Why is this script slowing down per item with increased amount of input?

58 views Asked by At

Consider the following program:

#!/usr/bin/env pypy

import json
import cStringIO
import sys

def main():
    BUFSIZE = 10240
    f = sys.stdin
    decoder = json.JSONDecoder()
    io = cStringIO.StringIO()

    do_continue = True
    while True:
        read = f.read(BUFSIZE)
        if len(read) < BUFSIZE:
            do_continue = False
        io.write(read)
        try:
            data, offset = decoder.raw_decode(io.getvalue())
            print(data)
            rest = io.getvalue()[offset:]
            if rest.startswith('\n'):
                rest = rest[1:]
            decoder = json.JSONDecoder()
            io = cStringIO.StringIO()
            io.write(rest)
        except ValueError, e:
            #print(e)
            #print(repr(io.getvalue()))
            continue
        if not do_continue:
            break

if __name__ == '__main__':
    main()

And here's a test case:

$ yes '{}' | pv | pypy  parser-test.py >/dev/null

As you can see, the following script slows down when you add more input to it.

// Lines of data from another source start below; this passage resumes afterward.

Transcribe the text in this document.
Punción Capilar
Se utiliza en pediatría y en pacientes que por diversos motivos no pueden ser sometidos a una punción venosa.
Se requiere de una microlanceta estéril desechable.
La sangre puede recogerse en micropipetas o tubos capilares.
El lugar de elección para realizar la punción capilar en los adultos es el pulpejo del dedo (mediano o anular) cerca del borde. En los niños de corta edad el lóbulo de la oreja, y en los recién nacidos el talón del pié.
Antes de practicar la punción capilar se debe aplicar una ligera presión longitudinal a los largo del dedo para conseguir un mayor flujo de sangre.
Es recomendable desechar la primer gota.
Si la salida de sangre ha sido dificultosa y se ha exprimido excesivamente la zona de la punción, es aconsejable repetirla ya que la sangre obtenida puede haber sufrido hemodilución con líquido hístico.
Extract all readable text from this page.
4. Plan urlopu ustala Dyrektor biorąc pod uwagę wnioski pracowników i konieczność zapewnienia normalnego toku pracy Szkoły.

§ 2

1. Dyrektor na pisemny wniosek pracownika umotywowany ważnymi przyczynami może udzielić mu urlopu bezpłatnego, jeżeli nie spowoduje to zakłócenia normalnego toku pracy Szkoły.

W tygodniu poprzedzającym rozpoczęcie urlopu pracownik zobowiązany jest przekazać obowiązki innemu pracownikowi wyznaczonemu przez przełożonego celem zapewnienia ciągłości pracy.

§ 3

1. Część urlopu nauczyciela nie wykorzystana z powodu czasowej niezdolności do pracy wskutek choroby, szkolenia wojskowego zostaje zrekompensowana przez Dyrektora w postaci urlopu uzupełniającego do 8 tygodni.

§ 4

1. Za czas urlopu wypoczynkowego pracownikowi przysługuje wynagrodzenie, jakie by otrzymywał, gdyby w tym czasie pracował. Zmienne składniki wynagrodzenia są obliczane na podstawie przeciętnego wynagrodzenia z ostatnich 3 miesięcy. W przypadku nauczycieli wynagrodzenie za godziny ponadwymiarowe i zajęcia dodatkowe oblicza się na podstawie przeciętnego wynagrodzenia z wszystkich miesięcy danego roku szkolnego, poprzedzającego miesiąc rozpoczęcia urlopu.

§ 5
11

This also happens with cPython. I tried to profile the script using mprof and cProfile, but I found no hint on why is that. Does anybody have a clue?

2

There are 2 answers

0
d33tah On BEST ANSWER

Apparently the string operations slowed it down. Instead of:

        data, offset = decoder.raw_decode(io.getvalue())
        print(data)
        rest = io.getvalue()[offset:]
        if rest.startswith('\n'):
            rest = rest[1:]

It is better to do:

        data, offset = decoder.raw_decode(io.read())
        print(data)
        rest = io.getvalue()[offset:]
        io.truncate()
        io.write(rest)
        if rest.startswith('\n'):
            io.seek(1)
1
eleventhend On

You may want to close your StringIO at the end of the iteration (after writing).

io.close()

The memory buffer for a StringIO will free once it is closed, but will stay open otherwise. This would explain why each additional input is slowing your script down.